6.13.2006

tuesday? again?

okay fine, a quick weekend (+ monday) recap:

at the world cup
argentina won, cecilia very happy
- not that anybody was surprised. even though they were only 9th in the world rankings going into the tournament, they're highly favored to give brazil a run for their money. this is good for me, mostly because cecilia is crazy about argentina. and you know what they say about crazy superfan girlfriends when their team wins? well, it's all true. when she found out that the final is going to be held on argentina's version of independence day (july 9th), she predicted that the entire country would simply implode in a burst of nationalism like nothing the world had ever seen.

usa embarrassed by czech republic, dan drinks heavily
- on the other hand, it didn't take long for most people to realize that the world rankings have no bearing whatsoever on the cup. we were ranked 5th out of the world going into monday's travesty. what kind of experts would rank us ahead of argentina, you ask? mythical ones, that's who. after some investigative reporting (mostly crying into my coffee and grumbling hungover anti-czech epithets) i've uncovered that the world rankings were in fact drafted by tiny, glittering pixies with mystical ink that raises the hopes of all who read it.

in other news
dan 2, dc parking laws 0!
- in a fit of pique, the dc dmv decided not to let cecilia renew my visitor's permit. instead, they used their bureaucratic superpowers to force me to undertake a dangerous quest: the search for the unzoned block! you see, dc's streets are zoned resident only, block by block. so in order to park legally, one would have to register oneself and one's car in dc and obtain a residential permit. now, dc residents are allowed to apply for visitor's passes, but then the guy was mean to cecilia and told her she was in violation of dc code (if they only knew). so, long story short, she told me to check the street that goes through the park, arguing that, since there are no residents on that block, then nobody could petition to have it zoned residents-only. lo and behold, she's a genius, and bureaucracy is thwarted again!

take pride in your nuts
- went to the dc pride week street festival on sunday after watching mexico savage iran and saying something snarky about the west winning out after all (conveniently ignoring mexico's impending flirtation with oh-so-trendy latin american populism. conformists). anyway, never having been to a pride event before, i was somewhat surprised to find that it resembles a cross between a crappy job fair and college orientation, but with fewer free keychains and more svelte young men looking for donations to human rights campaign. needless to say, the high point (like at most events ending in 'fair') was the cinnamon roasted nuts!
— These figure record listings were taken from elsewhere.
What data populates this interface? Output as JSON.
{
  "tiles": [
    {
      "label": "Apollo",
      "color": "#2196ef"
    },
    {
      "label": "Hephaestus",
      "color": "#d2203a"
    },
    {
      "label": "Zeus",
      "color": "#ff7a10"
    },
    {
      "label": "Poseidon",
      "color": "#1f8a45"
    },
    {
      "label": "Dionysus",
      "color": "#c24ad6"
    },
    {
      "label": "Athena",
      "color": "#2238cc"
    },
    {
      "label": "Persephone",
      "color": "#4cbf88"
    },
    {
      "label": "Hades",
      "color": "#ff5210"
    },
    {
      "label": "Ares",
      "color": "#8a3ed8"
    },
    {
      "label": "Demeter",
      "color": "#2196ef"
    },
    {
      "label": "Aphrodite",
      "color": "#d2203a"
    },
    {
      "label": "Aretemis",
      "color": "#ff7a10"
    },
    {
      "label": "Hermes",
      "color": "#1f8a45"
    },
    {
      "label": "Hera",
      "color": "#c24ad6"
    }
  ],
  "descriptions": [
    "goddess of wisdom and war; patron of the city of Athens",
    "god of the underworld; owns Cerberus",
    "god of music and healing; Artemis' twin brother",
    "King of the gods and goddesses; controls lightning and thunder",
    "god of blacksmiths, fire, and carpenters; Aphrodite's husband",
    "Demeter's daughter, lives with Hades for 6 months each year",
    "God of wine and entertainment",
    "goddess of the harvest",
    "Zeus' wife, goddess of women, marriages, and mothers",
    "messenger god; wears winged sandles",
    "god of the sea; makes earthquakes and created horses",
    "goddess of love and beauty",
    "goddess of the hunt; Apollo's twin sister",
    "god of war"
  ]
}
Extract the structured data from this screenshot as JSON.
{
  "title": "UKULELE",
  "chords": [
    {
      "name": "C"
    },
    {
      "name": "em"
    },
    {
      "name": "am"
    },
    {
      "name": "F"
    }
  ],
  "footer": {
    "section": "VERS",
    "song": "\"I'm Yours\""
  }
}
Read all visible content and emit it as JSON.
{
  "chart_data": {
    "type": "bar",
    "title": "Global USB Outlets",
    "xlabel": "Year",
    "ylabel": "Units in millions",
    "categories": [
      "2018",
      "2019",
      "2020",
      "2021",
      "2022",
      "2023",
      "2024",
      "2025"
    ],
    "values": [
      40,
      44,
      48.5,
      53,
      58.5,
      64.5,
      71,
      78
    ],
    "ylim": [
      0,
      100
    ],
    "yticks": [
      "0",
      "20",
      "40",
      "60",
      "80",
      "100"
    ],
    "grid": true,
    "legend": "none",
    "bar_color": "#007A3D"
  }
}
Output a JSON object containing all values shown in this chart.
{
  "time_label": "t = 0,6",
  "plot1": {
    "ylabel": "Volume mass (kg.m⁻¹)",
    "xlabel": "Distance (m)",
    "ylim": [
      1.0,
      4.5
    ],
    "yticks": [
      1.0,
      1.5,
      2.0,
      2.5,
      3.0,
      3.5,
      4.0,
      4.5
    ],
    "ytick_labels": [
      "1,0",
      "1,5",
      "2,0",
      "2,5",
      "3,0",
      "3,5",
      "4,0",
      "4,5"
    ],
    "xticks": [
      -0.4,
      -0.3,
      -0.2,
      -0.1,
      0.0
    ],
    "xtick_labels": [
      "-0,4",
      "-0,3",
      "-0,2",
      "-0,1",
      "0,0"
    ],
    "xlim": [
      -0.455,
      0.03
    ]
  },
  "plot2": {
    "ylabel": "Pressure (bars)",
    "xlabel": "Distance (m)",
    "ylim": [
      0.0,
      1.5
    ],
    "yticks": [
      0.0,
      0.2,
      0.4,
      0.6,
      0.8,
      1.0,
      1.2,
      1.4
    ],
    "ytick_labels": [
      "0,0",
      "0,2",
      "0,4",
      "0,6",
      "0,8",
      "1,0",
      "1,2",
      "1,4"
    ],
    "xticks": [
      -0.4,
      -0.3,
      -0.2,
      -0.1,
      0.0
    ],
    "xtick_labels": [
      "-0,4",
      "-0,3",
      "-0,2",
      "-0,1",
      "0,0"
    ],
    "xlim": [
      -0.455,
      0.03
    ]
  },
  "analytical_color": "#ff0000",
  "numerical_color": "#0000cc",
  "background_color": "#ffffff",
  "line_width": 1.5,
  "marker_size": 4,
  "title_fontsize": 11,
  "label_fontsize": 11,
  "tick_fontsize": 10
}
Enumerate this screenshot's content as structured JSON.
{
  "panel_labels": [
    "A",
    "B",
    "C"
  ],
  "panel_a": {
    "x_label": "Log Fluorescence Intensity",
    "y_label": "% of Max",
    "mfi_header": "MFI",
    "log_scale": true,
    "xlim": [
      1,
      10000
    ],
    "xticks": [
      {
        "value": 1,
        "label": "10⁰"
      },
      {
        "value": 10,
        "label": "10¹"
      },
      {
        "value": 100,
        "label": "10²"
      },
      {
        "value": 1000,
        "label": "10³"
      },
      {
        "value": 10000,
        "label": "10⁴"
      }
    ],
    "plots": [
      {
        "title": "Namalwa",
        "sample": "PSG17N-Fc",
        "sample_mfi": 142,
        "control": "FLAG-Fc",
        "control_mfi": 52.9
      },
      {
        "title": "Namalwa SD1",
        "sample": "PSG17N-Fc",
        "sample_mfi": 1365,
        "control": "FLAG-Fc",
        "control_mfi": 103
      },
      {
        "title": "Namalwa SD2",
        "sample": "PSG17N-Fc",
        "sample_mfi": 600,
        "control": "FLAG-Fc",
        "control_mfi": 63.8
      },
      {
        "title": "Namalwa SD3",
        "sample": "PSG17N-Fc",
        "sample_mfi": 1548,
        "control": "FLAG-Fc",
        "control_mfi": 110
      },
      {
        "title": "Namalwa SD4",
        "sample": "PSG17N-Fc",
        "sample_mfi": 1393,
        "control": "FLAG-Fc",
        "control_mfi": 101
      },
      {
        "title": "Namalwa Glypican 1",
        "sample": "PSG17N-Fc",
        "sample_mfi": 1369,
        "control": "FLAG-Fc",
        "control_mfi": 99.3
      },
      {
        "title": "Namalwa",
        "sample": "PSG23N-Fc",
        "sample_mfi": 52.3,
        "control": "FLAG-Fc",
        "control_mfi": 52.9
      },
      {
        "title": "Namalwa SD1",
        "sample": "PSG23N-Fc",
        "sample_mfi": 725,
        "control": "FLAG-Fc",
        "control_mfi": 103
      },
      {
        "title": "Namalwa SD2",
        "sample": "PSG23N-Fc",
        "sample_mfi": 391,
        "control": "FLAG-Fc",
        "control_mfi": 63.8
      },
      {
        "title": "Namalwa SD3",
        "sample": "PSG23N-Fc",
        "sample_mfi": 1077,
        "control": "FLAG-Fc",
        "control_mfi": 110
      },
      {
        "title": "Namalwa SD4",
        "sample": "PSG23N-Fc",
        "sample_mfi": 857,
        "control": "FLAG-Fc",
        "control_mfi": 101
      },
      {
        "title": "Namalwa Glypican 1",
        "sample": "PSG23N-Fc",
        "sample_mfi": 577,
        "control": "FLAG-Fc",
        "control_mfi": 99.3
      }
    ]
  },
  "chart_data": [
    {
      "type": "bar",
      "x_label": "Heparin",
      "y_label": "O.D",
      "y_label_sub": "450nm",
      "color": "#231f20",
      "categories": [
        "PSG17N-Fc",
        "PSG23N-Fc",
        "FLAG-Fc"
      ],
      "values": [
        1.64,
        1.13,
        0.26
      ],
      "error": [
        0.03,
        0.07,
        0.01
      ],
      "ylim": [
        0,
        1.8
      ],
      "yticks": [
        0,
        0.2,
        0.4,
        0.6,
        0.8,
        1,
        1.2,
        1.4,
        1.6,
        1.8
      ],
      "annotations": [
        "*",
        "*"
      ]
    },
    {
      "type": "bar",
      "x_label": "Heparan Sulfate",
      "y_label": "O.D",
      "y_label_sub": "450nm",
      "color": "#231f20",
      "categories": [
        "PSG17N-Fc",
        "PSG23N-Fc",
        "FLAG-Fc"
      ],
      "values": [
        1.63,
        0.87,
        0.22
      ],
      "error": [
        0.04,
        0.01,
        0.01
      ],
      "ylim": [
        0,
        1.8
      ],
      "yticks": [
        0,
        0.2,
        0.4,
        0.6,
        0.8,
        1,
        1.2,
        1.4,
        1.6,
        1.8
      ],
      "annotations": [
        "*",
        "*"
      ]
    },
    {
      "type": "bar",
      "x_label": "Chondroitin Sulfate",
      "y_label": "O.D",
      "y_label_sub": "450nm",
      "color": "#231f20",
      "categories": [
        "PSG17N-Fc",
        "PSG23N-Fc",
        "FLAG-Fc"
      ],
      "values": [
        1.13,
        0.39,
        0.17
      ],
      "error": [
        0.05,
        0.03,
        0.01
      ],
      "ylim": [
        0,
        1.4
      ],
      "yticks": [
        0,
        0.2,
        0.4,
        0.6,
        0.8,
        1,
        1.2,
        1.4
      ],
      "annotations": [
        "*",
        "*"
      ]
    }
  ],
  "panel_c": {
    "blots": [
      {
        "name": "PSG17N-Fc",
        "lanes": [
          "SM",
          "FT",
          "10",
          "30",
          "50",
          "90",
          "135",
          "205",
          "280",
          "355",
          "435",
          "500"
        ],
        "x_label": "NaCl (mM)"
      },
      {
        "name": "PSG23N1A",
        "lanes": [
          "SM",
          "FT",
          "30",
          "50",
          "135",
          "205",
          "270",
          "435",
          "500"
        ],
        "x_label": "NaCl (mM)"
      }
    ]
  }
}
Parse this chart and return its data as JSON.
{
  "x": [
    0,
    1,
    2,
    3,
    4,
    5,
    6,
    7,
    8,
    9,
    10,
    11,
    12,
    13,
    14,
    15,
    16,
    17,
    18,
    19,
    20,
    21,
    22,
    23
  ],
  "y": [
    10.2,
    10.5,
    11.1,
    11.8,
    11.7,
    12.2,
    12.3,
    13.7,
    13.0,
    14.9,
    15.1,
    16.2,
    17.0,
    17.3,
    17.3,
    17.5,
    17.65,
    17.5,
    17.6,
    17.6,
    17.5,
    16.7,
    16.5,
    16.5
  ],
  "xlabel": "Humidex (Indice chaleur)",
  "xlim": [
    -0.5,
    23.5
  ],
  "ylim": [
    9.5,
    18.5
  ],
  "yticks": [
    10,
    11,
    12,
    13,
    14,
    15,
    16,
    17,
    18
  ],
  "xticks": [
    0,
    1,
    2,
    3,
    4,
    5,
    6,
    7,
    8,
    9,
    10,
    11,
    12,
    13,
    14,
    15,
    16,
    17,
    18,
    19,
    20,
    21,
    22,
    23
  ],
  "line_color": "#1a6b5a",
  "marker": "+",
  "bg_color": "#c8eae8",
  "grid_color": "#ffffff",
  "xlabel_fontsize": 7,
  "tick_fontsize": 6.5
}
and i thought it was just american politicians who were monosyllabic
- on monday afternoon, i left work early to go to a resume-writing workshop, even though i was told that my resume was "awesome" when i got down to this malarial swamp of a city. i guess the greatness of my resume is moot anyway, because i went to a bar to watch the usa game instead. two beers and a large cup of dejection later, i made my way to the department of the interior (thanks to my infallible department-of-the-interior sense!) to listen to his excellency, ambassador sen of india give a little speech. a very little speech! this guy made the president look gregarious, loquacious even. seriously, i know you're a bigshot ambassador, representing over a billion people, but would it kill you to prepare a few index cards first? apparently it would. good luck with the nuclear non-proliferation.